63, Condamne la SAS NIPPON EXPRESS FRANCE à payer à la société APERAM ALLOYS [Localité 9] SAS les sommes de 1 500 et 2 459,68 euros au titre des préjudices subis par cette dernière, ces sommes portant intérêt au taux légal à compter du 24 mai 2022, avec anatocisme.
64. Condamne la SAS NIPPON EXPRESS FRANCE à payer aux COMPAGNIES ALLIANZ GLOBAL CORPORATE & SPECIALTY SE, XL INSURANCE COMPANY SE, GENERALI lARD ET HDI GLOBAL SE les sommes de 43 249,50 euros et 1 995 euros au titre des préjudices subis par ces dernières, ces sommes portant intérêt au taux légal à compter du 24 mai 2022, avec anatocisme.
65. Condamne la société APERAM ALLOYS [Localité 9] SAS et les COMPAGNIES ALLIANZ GLOBAL CORPORATE & SPECIALTY SE, XL INSURANCE COMPANY SE, GENERALI lARD ET HDI GLOBAL SE à payer à la Société de droit Japonaise NIPPON EXPRESS. CO LED la somme de 3 000 euros en application de l’article 700 CPC,
66. Condamne la SAS NIPPON EXPRESS FRANCE à payer à la société APERAM ALLOYS [Localité 9] SAS et aux COMPAGNIES ALLIANZ GLOBAL CORPORATE & SPECIALTY SE, XL INSURANCE COMPANY SE, GENERALI lARD ET HDI GLOBAL SE la somme globale de 12 000 euros en application de l’article 700 CPC,
67. Rappelle que l’exécution provisoire est de droit,
68. Condamne la SAS NIPPON EXPRESS FRANCE aux dépens, dont ceux à recouvrer par le greffe, liquidés à la somme de 171,24' dont 28,33' de TVA ".
6. La société NEF a interjeté appel de ce jugement par déclaration en date du 21 août 2023.
7. La clôture a été prononcée le 19 novembre 2024 et l’audience a été fixée au 10 décembre 2024.
8. Par demande de notes en cours de délibéré notifiée par voie électronique le 4 mars 2025, le président a invité les parties à faire connaître leurs observations sur l’applicabilité au litige de la limitation d’indemnité exprimée selon le tonnage de la marchandise, stipulée à l’article 7.2.1 des conditions générales de vente de la société Nippon Express France en date du 19 octobre 2016, et sur les modalités de calcul de cette limitation en l’espèce.

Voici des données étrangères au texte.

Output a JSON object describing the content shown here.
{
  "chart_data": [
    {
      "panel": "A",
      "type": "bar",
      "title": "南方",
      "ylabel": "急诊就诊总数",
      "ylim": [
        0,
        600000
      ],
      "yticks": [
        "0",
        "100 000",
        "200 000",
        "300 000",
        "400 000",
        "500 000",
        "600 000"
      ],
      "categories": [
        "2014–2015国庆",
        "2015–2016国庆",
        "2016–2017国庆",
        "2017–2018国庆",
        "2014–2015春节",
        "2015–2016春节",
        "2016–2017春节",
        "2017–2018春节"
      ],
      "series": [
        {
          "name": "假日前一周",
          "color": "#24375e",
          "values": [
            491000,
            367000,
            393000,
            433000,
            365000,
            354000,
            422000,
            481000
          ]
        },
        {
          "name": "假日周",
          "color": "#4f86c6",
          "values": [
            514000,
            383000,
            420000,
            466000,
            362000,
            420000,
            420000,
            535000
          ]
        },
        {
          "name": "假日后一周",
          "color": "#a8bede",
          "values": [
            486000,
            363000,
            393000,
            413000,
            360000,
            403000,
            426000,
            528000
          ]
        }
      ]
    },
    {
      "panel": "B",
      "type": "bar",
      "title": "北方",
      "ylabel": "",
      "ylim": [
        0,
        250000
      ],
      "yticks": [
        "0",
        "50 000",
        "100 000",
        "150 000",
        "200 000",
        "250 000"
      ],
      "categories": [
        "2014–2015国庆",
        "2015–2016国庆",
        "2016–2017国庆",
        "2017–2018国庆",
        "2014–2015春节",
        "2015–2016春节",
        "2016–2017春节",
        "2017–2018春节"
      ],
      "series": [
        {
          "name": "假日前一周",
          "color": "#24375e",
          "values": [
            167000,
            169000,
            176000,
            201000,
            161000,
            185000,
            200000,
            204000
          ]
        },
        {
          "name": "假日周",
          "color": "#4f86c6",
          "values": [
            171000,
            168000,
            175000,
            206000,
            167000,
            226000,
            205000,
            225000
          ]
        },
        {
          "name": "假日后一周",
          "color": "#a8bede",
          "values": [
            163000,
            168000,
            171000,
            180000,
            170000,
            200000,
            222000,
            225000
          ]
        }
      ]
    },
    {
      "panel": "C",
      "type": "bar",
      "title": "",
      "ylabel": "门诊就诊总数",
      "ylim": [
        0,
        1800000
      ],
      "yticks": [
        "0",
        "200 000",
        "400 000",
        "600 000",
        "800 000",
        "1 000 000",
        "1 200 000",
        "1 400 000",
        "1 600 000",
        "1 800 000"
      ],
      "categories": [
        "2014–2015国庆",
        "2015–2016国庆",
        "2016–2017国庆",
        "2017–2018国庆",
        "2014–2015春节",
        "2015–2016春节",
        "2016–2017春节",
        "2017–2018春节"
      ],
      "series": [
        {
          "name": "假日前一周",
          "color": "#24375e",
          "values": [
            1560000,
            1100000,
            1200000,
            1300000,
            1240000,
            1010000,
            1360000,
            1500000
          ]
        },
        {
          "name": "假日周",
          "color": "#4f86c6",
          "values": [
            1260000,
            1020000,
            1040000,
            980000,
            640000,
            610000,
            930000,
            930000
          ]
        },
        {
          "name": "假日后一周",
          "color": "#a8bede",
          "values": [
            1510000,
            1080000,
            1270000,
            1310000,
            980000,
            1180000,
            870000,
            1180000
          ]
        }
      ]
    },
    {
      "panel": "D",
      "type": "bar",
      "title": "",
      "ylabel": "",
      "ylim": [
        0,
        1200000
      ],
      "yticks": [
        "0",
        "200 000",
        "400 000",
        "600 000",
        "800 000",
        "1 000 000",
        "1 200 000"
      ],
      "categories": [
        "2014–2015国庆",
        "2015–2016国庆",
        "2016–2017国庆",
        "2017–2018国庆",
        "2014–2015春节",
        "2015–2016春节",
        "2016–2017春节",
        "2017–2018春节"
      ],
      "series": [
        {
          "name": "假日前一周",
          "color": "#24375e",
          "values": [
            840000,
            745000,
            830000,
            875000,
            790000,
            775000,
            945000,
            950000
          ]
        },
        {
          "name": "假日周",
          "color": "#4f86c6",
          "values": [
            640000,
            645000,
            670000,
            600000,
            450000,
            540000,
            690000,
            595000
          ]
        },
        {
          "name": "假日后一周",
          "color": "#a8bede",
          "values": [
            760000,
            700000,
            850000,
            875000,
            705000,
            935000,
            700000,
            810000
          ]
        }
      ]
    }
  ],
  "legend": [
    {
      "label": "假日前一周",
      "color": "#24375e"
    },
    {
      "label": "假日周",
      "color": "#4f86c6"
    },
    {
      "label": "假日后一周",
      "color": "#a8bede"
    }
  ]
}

9. Les parties ont répondu à cette demande, le 18 mars 2025 pour les intimées et le 24 mars 2025 pour la société NEF.
II/ CONCLUSIONS ET DEMANDES DES PARTIES
10. Dans ses dernières conclusions notifiées par voie électronique le 18 novembre 2024, la société NEF demande à la cour de bien vouloir :
« Infirmer le jugement du 6 Juillet 2023 du Tribunal de Commerce de PARIS, en ce qu’il a :
— dit la loi française applicable,
— dit recevables les demandes formées par ALLIANZ GLOBAL CORPORATE & SPECIALITY SE, XL INSURANCE COMPANY, GENERALI IARD et HDI Global SE,
— condamné la société NIPPON EXPRESS France à payer à la société APERAM ALLOYS [Localité 9] les sommes de 1 500 ' et 2 459,68 ' au titre des préjudices subis par cette dernière avec intérêts au taux légal à compter du 24 mai 2022 avec anatocisme,
— Condamné la société NIPPON EXPRESS France à payer à ALLIANZ GLOBAL CORPORATE & SPECIALITY SE, XL INSURANCE COMPANY, GENERALI IARD et HDI Global SE les sommes de 43 249,50 ' et 1 995 ' au titre des préjudices subis par ces derniers avec intérêts au taux légal à compter du 24 mai 2022 avec anatocisme,
— Condamné la société NIPPON EXPRESS France à payer à APERAM ALLOYS [Localité 9], ALLIANZ GLOBAL CORPORATE & SPECIALITY SE, XL INSURANCE COMPANY, GENERALI IARD et HDI Global SE la somme globale de 12 000 ' au titre de l’article 700 du CPC, ainsi que les dépens
— Ordonné l’exécution provisoire
Statuant à nouveau,
— Donner acte à la Société NIPPON de la communication de la traduction en français des pièces 1, 6-1, 6-2, 6-3, 6-4 conformément à la demande des intimées,
— Ecarter des débats la pièce n°7 des intimées à défaut de traduction en Français,
— Infirmer le jugement entrepris en ce qui concerne la loi applicable au présent litige et dire que la loi française n’est pas applicable, seules les règles du Carriage of goods by sea Act (Cogsa) devant trouver application pour évaluer l’indemnisation due par NEF.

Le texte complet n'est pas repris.